19.7.14

"Deux sœurs" de Kim Jee-woon, 2003

 
Deux sœurs (Janghwa, Hongryeon ) de Kim Jee-woon, 2003

 
Deux Sœurs a  reçu le Grand Prix du Film Fantastique de Gerardmer. Une récompense méritée, car fantastique il l'est à tout point de vue. Fantastique et fascinant.

Synopsis. Une voiture s'arrête devant une grande maison au bord d'un étang. En descendent un homme, le père, et deux jeunes filles qui se précipitent vers le ponton et passent un moment au bord de l'eau. Elles sont de retour dans les lieux après une longe absence. Plus tard, et à regret semble-t-il, elles rejoignent la maison dont l'intérieur obscur et étouffant contraste avec l'ambiance de paix et le soleil qui règnent au dehors. On y rencontre alors la maîtresse des lieux, la nouvelle compagne du père, une femme jeune, guindée, froide, mal à l'aise, et qui semble aussi sombre et fermée que l'endroit où elle se trouve. … Les jeunes filles s'installent et les premières tensions apparaissent… Afin de ne pas gâcher le plaisir de la découverte à qui ne l'aurait pas encore vu, je n'en dirai pas davantage sinon que ce n'est pas vraiment un film d'horreur mais plutôt un drame psychologique. Un film d'angoisse.

La photographie, est somptueuse. Elle m'a fait penser à Stoker de Park Chan-wook, qui lui est bien postérieur mais que j'avais vu avant, et j'ai même cru, sur le moment, que le directeur de la photographie était le même, mais il n'en est rien. On doit celle de Deux Soeurs à Lee Mo-gae.

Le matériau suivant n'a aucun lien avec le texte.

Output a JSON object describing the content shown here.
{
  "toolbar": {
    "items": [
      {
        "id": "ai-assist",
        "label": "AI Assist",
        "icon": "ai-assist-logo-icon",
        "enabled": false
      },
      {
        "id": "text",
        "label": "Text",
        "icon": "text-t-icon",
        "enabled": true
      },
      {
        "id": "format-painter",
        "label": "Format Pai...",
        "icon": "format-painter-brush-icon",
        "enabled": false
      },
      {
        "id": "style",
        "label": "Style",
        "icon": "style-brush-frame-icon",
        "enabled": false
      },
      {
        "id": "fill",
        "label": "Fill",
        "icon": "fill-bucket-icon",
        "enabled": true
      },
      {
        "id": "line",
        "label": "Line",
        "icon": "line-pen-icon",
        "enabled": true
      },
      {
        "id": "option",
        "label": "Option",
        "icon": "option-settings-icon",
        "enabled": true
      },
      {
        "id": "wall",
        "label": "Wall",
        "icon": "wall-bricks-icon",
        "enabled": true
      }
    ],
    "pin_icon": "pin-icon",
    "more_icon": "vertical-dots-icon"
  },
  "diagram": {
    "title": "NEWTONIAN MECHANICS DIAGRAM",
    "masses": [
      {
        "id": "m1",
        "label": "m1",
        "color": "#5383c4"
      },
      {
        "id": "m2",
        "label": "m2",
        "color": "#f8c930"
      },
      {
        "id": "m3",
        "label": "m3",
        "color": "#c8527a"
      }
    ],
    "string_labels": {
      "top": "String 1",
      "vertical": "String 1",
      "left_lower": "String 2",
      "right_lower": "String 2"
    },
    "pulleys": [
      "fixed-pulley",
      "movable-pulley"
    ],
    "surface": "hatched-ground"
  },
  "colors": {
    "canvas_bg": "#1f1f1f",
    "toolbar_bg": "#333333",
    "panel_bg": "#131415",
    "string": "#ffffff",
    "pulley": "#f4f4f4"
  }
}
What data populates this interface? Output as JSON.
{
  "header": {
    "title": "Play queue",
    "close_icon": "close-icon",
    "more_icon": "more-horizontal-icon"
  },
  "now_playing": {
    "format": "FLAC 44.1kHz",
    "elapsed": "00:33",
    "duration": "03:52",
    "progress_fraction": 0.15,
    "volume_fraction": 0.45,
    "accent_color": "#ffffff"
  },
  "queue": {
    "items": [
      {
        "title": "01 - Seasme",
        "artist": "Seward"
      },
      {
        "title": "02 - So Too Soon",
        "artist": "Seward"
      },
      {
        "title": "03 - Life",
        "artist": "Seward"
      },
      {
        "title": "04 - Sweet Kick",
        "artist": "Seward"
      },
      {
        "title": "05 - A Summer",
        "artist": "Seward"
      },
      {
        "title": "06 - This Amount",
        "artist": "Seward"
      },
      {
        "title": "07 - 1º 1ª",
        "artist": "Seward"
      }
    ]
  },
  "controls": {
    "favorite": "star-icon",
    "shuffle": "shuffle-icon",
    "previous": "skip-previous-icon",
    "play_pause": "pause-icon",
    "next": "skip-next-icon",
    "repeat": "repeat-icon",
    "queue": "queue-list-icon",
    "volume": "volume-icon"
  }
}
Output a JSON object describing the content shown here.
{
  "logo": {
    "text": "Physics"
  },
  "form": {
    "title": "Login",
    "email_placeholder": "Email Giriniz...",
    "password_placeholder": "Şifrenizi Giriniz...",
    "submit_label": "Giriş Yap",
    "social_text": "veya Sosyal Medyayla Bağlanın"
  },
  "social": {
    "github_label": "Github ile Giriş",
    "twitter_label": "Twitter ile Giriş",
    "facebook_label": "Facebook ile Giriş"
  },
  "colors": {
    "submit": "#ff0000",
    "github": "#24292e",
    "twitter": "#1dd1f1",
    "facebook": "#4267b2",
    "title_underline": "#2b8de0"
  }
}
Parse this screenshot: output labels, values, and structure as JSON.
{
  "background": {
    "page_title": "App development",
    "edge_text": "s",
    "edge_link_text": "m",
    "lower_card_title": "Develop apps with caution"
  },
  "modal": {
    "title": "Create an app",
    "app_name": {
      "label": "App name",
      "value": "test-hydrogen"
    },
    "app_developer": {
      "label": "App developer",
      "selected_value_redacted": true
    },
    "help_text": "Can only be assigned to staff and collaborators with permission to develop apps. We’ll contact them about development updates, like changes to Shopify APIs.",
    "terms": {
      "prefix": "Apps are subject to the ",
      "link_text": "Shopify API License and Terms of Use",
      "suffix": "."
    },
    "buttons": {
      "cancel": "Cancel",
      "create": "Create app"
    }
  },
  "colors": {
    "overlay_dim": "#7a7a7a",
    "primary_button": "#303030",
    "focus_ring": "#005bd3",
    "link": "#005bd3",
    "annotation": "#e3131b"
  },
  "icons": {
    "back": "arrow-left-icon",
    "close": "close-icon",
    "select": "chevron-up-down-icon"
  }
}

Ce que les deux films ont en commun, c'est ce décor esthétique, léché, maîtrisé à la perfection, et qui reflète l'univers mental des jeunes filles. Leur trouble étant différent, chez Park Chan-wook le décor est lisse, distant, tandis que chez Kim Jee-won, il est étouffant... On trouve chez Kim Jee-won un travail phénoménal sur les textures, les motifs décoratifs des papiers peints, des tissus, des tentures… Tout est semé de fleurs, motifs qui donnent à la demeure son charme désuet et en font un lieu du passé, mais qui en se répétant partout à l'infini, de façon obsessionnelle, ferment les espaces et enserrent les personnages comme en un filet. On y voit aussi un travail prodigieux sur les cadrages, avec énormément de plans subjectifs (pour cause), de gros plans, sur les éclairages, avec des clairs-obscurs fabuleux et des lumières qui sculptent, révèlent ou dissimulent. Une bonne partie de l'angoisse et de l'atmosphère est générée par ce traitement et cette approche des matières, des objets et des lieux. Toutes les textures sont palpables. C'est à la fois beau, efficace. Bluffant de voir un réalisateur utiliser l'image de manière aussi magistrale.

Le film s'avère très différent de ce que l'on imaginait en voyant l'affiche. Le spectateur occidental s'attend à  un de ces films d'horreur sanglants dont le cinéma asiatique a le secret. Le Coréen, lui, pense à tout autre chose, car il connaît bien ce titre, Janghwa Hongryeon (Fleur de Rose et Lotus Rouge) qui est celui d'un conte populaire ; un conte cruel qui met en scène deux jeunes filles et leur horrible belle-mère, et qui a déjà fait l'objet de plusieurs adaptations avant que Kim Jee-woon ne s'en empare. Il sait où il va, du moins il croit le savoir, car dans ce film tout est leurre, faux-semblant et trompe l'oeil, un peu comme ces fleurs naïves qui prolifèrent sur les murs de la demeure et envahissent même le générique du film.

Un scénario intelligent, une réalisation sophistiquée et éblouissante : Deux soeurs fait partie des films qui donnent infiniment plus que ce que l'affiche promettait.